Russell Galley, Managing Director, Halifax, explains: “The average UK house price slipped by -0.3% in January, the biggest monthly fall since April last year. Whilst this pushed the typical property value down to its lowest level since October, at just under £252,000, prices are around £13,000 higher than a year ago.

“There are some early signs that the upturn in the housing market could be running out of steam, with the annual rate of house price inflation cooling to its lowest level since August. Industry figures for agreed sales remain well above pre-pandemic levels but new instructions to sell have decreased noticeably, and total stock held by estate agents has risen to its highest level since before the EU referendum in 2016.

“The stamp duty holiday has undoubtedly helped to fuel growing demand amongst households for larger properties. However, given the current time to completion across the market, transactions in the early part of 2021 probably don’t include many borrowers who expect to benefit from the stamp duty reprieve.

“How far and how deep any slowdown proves to be is a challenge to predict given the prevailing uncertainty created by the pandemic. With swathes of the economy still shuttered, and joblessness continuing to edge higher, on the surface this points to slower market activity and downward price pressures in the near-term.
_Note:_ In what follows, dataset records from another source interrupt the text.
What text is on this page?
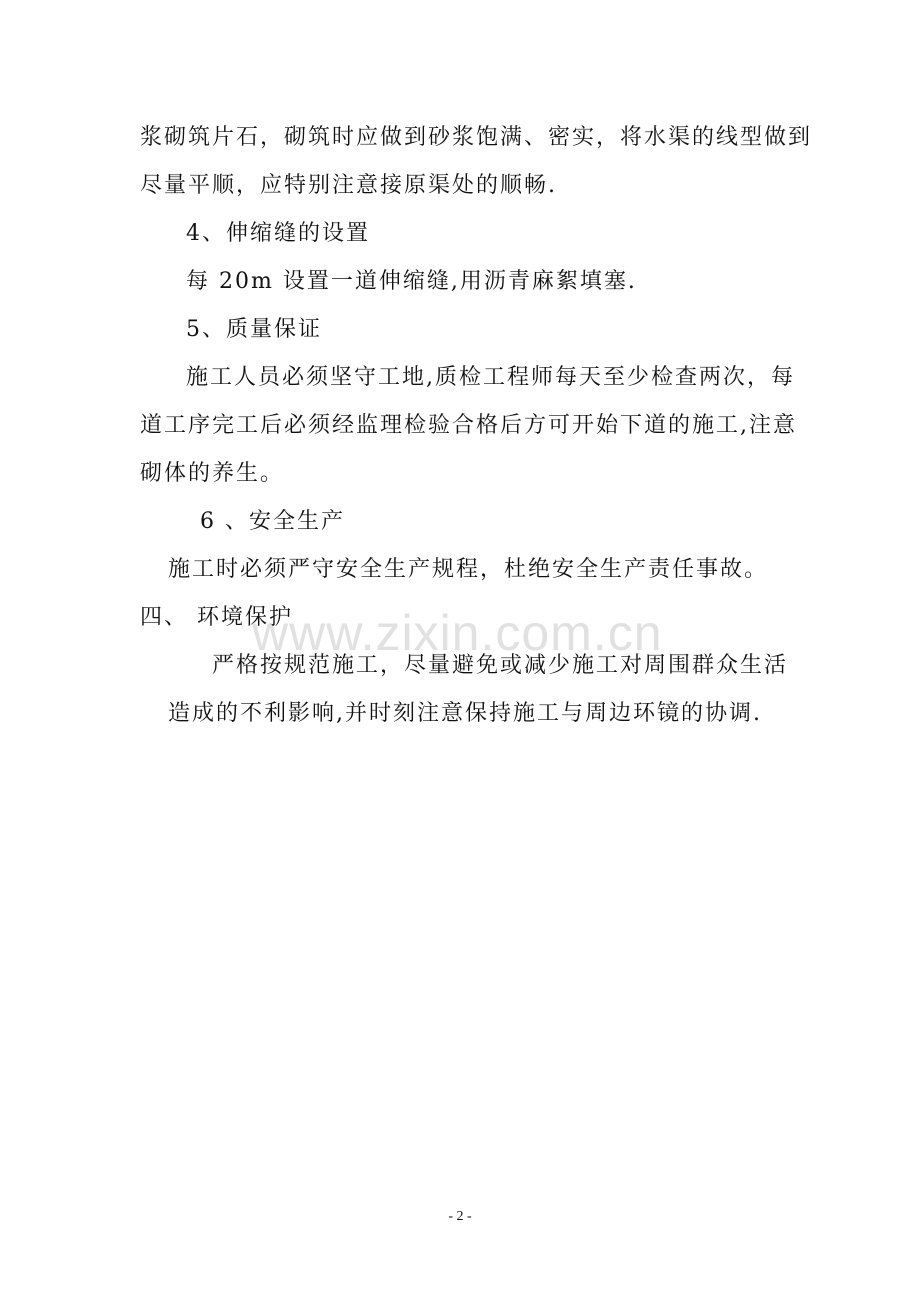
浆砌筑片石，砌筑时应做到砂浆饱满、密实，将水渠的线型做到
尽量平顺，应特别注意接原渠处的顺畅.
4、伸缩缝的设置
每 20m 设置一道伸缩缝,用沥青麻絮填塞.
5、质量保证
施工人员必须坚守工地,质检工程师每天至少检查两次，每
道工序完工后必须经监理检验合格后方可开始下道的施工,注意
砌体的养生。
6 、安全生产
施工时必须严守安全生产规程，杜绝安全生产责任事故。
四、 环境保护
严格按规范施工，尽量避免或减少施工对周围群众生活
造成的不利影响,并时刻注意保持施工与周边环镜的协调.
www.zixin.com.cn
- 2 -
“That said, we saw the power of homeowners to drive the market in the second half of last year as many people looked to find new properties with greater space, spurred on by increased time spent at home. Such structural demand changes, coupled with any further policy interventions by government, could yet sustain underlying market activity for some time to come.”

Anna Clare Harper, chief executive of asset manager SPI Capital, says: "House price growth may have slowed to 5.4% in the year to January 2021 but it is still a significant rate of growth, in particular, compared to many other more volatile or low return assets.

"There’s been three major drivers of house price rises in 2020: the temporary stamp duty reduction, cheap debt as a result of very low-interest rates, and the release of pent-up supply and demand and desire to improve surroundings.
'The temporary stamp duty reduction has had a more than proportionate impact on prices, since buyers using mortgages can take debt out on the property price, but cannot include transaction costs. The slowdown we are now seeing in house price growth reflects the looming end to this incentive.

"Looking to the future, when (assuming) the temporary stamp duty reduction ends, we’re likely to see a slowdown in house price rises. Challenging economic conditions make potential home buyers less willing and able to buy.

"The good news for the property market is that throughout market cycles and changes, house prices in the UK have historically remained stable. Typically, house prices will rise more slowly rather than falling, in the majority of locations, since we all need a roof over our heads and supply of new homes is limited."